Le chef de l’État ivoirien a insisté sur son bilan économique, assurant avoir « changé le visage de nos villes et villages ».
Manifestations et violences depuis le 6 août
Malgré l’interdiction des manifestations par les autorités, de nouveaux affrontements ont eu lieu samedi entre jeunes de l’opposition et ceux du parti au pouvoir, à Divo, à 200 kilomètres au nord-ouest d’Abidjan. « La ville est paralysée. La gare routière, le collège moderne et une boulangerie ont été incendiés », a témoigné Bernadette Kouassi, une habitante de la localité. Gagnoa, ville natale de l’ex-président ivoirien Laurent Gbagbo, a aussi été le théâtre de violences samedi.
Des heurts ont également eu lieu vendredi dans le pays, notamment à Bonoua, ville située à 50 kilomètres d’Abidjan et fief de l’ancienne première dame Simone Gbagbo. Des boutiques de commerçants dioulas, originaires du nord du pays et qui soutiennent traditionnellement Alassane Ouattara, ont notamment été prises pour cibles par des jeunes de la région, selon des témoignages d’habitants.
En prenant la parole au stade Houphouët-Boigny, le président Ouattara a commencé par condamner les « violences » : « Nous voulons la paix (…). Arrêtons de brûler (…), de mettre des troncs d’arbre sur la route. Faites des meetings ! La violence ne passera pas », a-t-il lancé.
L’annonce le 6 août de sa candidature avait provoqué des manifestations qui avaient déjà dégénéré en violences pendant trois jours, faisant six morts, une centaine de blessés et 1 500 déplacés. En outre, 69 personnes avaient été interpellées, selon un bilan officiel.
Âgé de 78 ans, le chef de l’État, élu en 2010 puis réélu en 2015, avait initialement annoncé en mars son intention de ne pas se représenter et de passer le relais à son Premier ministre Amadou Gon Coulibaly. Mais celui-ci est décédé brutalement le 8 juillet d’un infarctus, contraignant Alassane Ouattara à revoir ses plans et à briguer un troisième mandat.
Comme la précédente Constitution, celle révisée en 2016 limite à deux les mandats présidentiels. Les partisans d’Alassane Ouattara affirment que la révision a remis le compteur des mandats à zéro tandis que ses adversaires jugent anticonstitutionnelle une troisième candidature.
« Il n’y a pas de rétroactivité, rien ne m’empêche d’être candidat », a assuré samedi Alassane Ouattara au stade Houphouët-Boigny, soulignant par ailleurs que la nouvelle Constitution était également favorable à son principal adversaire. « Sans cette Constitution, personne n’aurait pu être candidat », a-t-il ironisé.

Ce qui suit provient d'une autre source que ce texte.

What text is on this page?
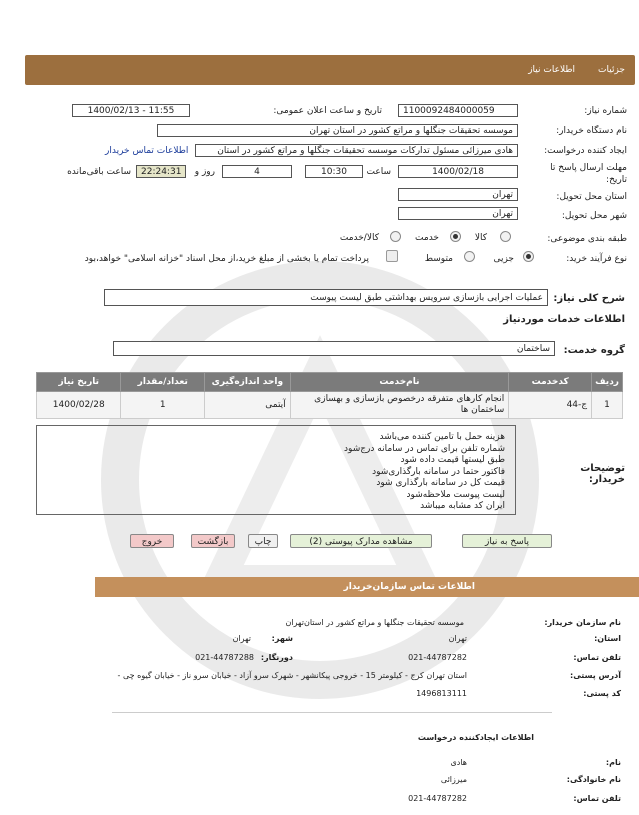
جزئیات
اطلاعات نیاز
شماره نیاز:
1100092484000059
تاریخ و ساعت اعلان عمومی:
1400/02/13 - 11:55
نام دستگاه خریدار:
موسسه تحقیقات جنگلها و مراتع کشور در استان تهران
ایجاد کننده درخواست:
هادی میرزائی مسئول تدارکات موسسه تحقیقات جنگلها و مراتع کشور در استان
اطلاعات تماس خریدار
مهلت ارسال پاسخ تا
تاریخ:
1400/02/18
ساعت
10:30
4
روز و
22:24:31
ساعت باقی‌مانده
استان محل تحویل:
تهران
شهر محل تحویل:
تهران
طبقه بندی موضوعی:
کالا
خدمت
کالا/خدمت
نوع فرآیند خرید:
جزیی
متوسط
پرداخت تمام یا بخشی از مبلغ خرید،از محل اسناد "خزانه اسلامی" خواهد،بود
شرح کلی نیاز:
عملیات اجرایی بازسازی سرویس بهداشتی طبق لیست پیوست
اطلاعات خدمات موردنیاز
گروه خدمت:
ساختمان
ردیف	کدخدمت	نام‌خدمت	واحد اندازه‌گیری	تعداد/مقدار	تاریخ نیاز
1	ج-44	انجام کارهای متفرقه درخصوص بازسازی و بهسازی ساختمان ها	آیتمی	1	1400/02/28
هزینه حمل با تامین کننده می‌باشد
شماره تلفن برای تماس در سامانه درج‌شود
طبق لیستها قیمت داده شود
فاکتور حتما در سامانه بارگذاری‌شود
قیمت کل در سامانه بارگذاری شود
لیست پیوست ملاحظه‌شود
ایران کد مشابه میباشد
توضیحات خریدار:
پاسخ به نیاز
مشاهده مدارک پیوستی (2)
چاپ
بازگشت
خروج
اطلاعات تماس سازمان‌خریدار
نام سازمان خریدار:
موسسه تحقیقات جنگلها و مراتع کشور در استان‌تهران
استان:
تهران
شهر:
تهران
تلفن تماس:
021-44787282
دورنگار:
021-44787288
آدرس پستی:
استان تهران کرج - کیلومتر 15 - خروجی پیکانشهر - شهرک سرو آزاد - خیابان سرو ناز - خیابان گیوه چی -
کد پستی:
1496813111
اطلاعات ایجادکننده درخواست
نام:
هادی
نام خانوادگی:
میرزائی
تلفن تماس:
021-44787282
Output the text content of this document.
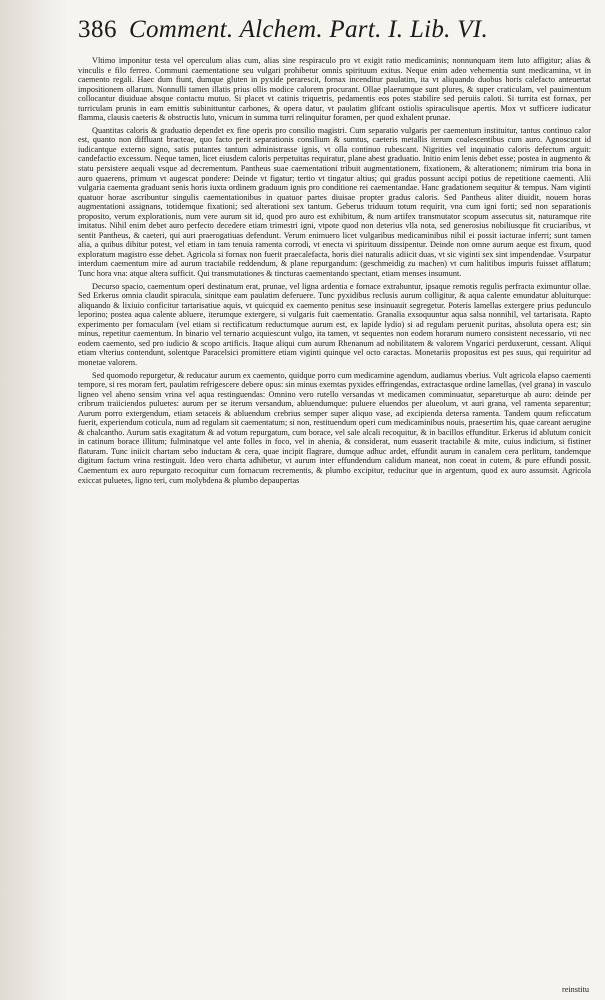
386 Comment. Alchem. Part. I. Lib. VI.

Vltimo imponitur testa vel operculum alias cum, alias sine respiraculo pro vt exigit ratio medicaminis; nonnunquam item luto affigitur; alias & vinculis e filo ferreo. Communi caementatione seu vulgari prohibetur omnis spirituum exitus. Neque enim adeo vehementia sunt medicamina, vt in caemento regali. Haec dum fiunt, dumque gluten in pyxide perarescit, fornax incenditur paulatim, ita vt aliquando duobus horis calefacto anteuertat impositionem ollarum. Nonnulli tamen illatis prius ollis modice calorem procurant. Ollae plaerumque sunt plures, & super craticulam, vel pauimentum collocantur diuiduae absque contactu mutuo. Si placet vt catinis triquetris, pedamentis eos potes stabilire sed peruiis caloti. Si turrita est fornax, per turriculam prunis in eam emittis subinittuntur carbones, & opera datur, vt paulatim glifcant ostiolis spiraculisque apertis. Mox vt sufficere iudicatur flamma, clausis caeteris & obstructis luto, vnicum in summa turri relinquitur foramen, per quod exhalent prunae.

Quantitas caloris & graduatio dependet ex fine operis pro consilio magistri. Cum separatio vulgaris per caementum instituitur, tantus continuo calor est, quanto non diffluant bracteae, quo facto perit separationis consilium & sumtus, caeteris metallis iterum coalescentibus cum auro. Agnoscunt id iudicantque externo signo, satis putantes tantum administrasse ignis, vt olla continuo rubescant. Nigrities vel inquinatio caloris defectum arguit: candefactio excessum. Neque tamen, licet eiusdem caloris perpetuitas requiratur, plane abest graduatio. Initio enim lenis debet esse; postea in augmento & statu persistere aequali vsque ad decrementum. Pantheus suae caementationi tribuit augmentationem, fixationem, & alterationem; nimirum tria bona in auro quaerens, primum vt augescat pondere: Deinde vt figatur; tertio vt tingatur altius; qui gradus possunt accipi potius de repetitione caementi. Alii vulgaria caementa graduant senis horis iuxta ordinem graduum ignis pro conditione rei caementandae. Hanc gradationem sequitur & tempus. Nam viginti quatuor horae ascribuntur singulis caementationibus in quatuor partes diuisae propter gradus caloris. Sed Pantheus aliter diuidit, nouem horas augmentationi assignans, totidemque fixationi; sed alterationi sex tantum. Geberus triduum totum requirit, vna cum igni forti; sed non separationis proposito, verum explorationis, num vere aurum sit id, quod pro auro est exhibitum, & num artifex transmutator scopum assecutus sit, naturamque rite imitatus. Nihil enim debet auro perfecto decedere etiam trimestri igni, vtpote quod non deterius vlla nota, sed generosius nobiliusque fit cruciaribus, vt sentit Pantheus, & caeteri, qui auri praerogatiuas defendunt. Verum enimuero licet vulgaribus medicaminibus nihil ei possit iacturae inferri; sunt tamen alia, a quibus dibitur potest, vel etiam in tam tenuia ramenta corrodi, vt enecta vi spirituum dissipentur. Deinde non omne aurum aeque est fixum, quod exploratum magistro esse debet. Agricola si fornax non fuerit praecalefacta, horis diei naturalis adiicit duas, vt sic viginti sex sint impendendae. Vsurpatur interdum caementum mire ad aurum tractabile reddendum, & plane repurgandum: (geschmeidig zu machen) vt cum halitibus impuris fuisset afflatum; Tunc hora vna: atque altera sufficit. Qui transmutationes & tincturas caementando spectant, etiam menses insumunt.

Decurso spacio, caementum operi destinatum erat, prunae, vel ligna ardentia e fornace extrahuntur, ipsaque remotis regulis perfracta eximuntur ollae. Sed Erkerus omnia claudit spiracula, sinitque eam paulatim deferuere. Tunc pyxidibus reclusis aurum colligitur, & aqua calente emundatur abluiturque: aliquando & lixiuio conficitur tartarisatiue aquis, vt quicquid ex caemento penitus sese insinuauit segregetur. Poteris lamellas extergere prius pedunculo leporino; postea aqua calente abluere, iterumque extergere, si vulgaris fuit caementatio. Granalia exsoquuntur aqua salsa nonnihil, vel tartarisata. Rapto experimento per fornaculam (vel etiam si rectificatum reductumque aurum est, ex lapide lydio) si ad regulam peruenit puritas, absoluta opera est; sin minus, repetitur caementum. In binario vel ternario acquiescunt vulgo, ita tamen, vt sequentes non eodem horarum numero consistent necessario, vti nec eodem caemento, sed pro iudicio & scopo artificis. Itaque aliqui cum aurum Rhenanum ad nobilitatem & valorem Vngarici perduxerunt, cessant. Aliqui etiam vlterius contendunt, solentque Paracelsici promittere etiam viginti quinque vel octo caractas. Monetariis propositus est pes suus, qui requiritur ad monetae valorem.

Sed quomodo repurgetur, & reducatur aurum ex caemento, quidque porro cum medicamine agendum, audiamus vberius. Vult agricola elapso caementi tempore, si res moram fert, paulatim refrigescere debere opus: sin minus exemtas pyxides effringendas, extractasque ordine lamellas, (vel grana) in vasculo ligneo vel aheno sensim vrina vel aqua restinguendas: Omnino vero rutello versandas vt medicamen comminuatur, separeturque ab auro: deinde per cribrum traiiciendos puluetes: aurum per se iterum versandum, abluendumque: puluere eluendos per alueolum, vt auri grana, vel ramenta separentur; Aurum porro extergendum, etiam setaceis & abluendum crebrius semper super aliquo vase, ad excipienda detersa ramenta. Tandem quum reficcatum fuerit, experiendum coticula, num ad regulam sit caementatum; si non, restituendum operi cum medicaminibus nouis, praesertim his, quae careant aerugine & chalcantho. Aurum satis exagitatum & ad votum repurgatum, cum borace, vel sale alcali recoquitur, & in bacillos effunditur. Erkerus id ablutum conicit in catinum borace illitum; fulminatque vel ante folles in foco, vel in ahenia, & considerat, num euaserit tractabile & mite, cuius indicium, si fistiner flaturam. Tunc iniicit chartam sebo inductam & cera, quae incipit flagrare, dumque adhuc ardet, effundit aurum in canalem cera perlitum, tandemque digitum factum vrina restinguit. Ideo vero charta adhibetur, vt aurum inter effundendum calidum maneat, non coeat in cutem, & pure effundi possit. Caementum ex auro repurgato recoquitur cum fornacum recrementis, & plumbo excipitur, reducitur que in argentum, quod ex auro assumsit. Agricola exiccat puluetes, ligno teri, cum molybdena & plumbo depaupertas

reinstitu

« Il ne peut pas être candidat et il le sait »
« Constitutionnellement, le président Alassane Ouattara ne peut pas avoir un troisième mandat. Il ne peut pas être candidat et il le sait », s’insurge Maurice Kakou Guikahué, numéro deux du principal mouvement d’opposition, le Parti démocratique de Côte d’Ivoire (PDCI).
« C’est une candidature dangereuse qui arrive dans un contexte volatile », fustige de son côté l’opposant et candidat à la présidentielle Pascal Affi N’Guessan, 67 ans, ancien Premier ministre du président Gbagbo, chassé du pouvoir en 2011 à l’issue de plusieurs mois de crise postélectorale meurtrière.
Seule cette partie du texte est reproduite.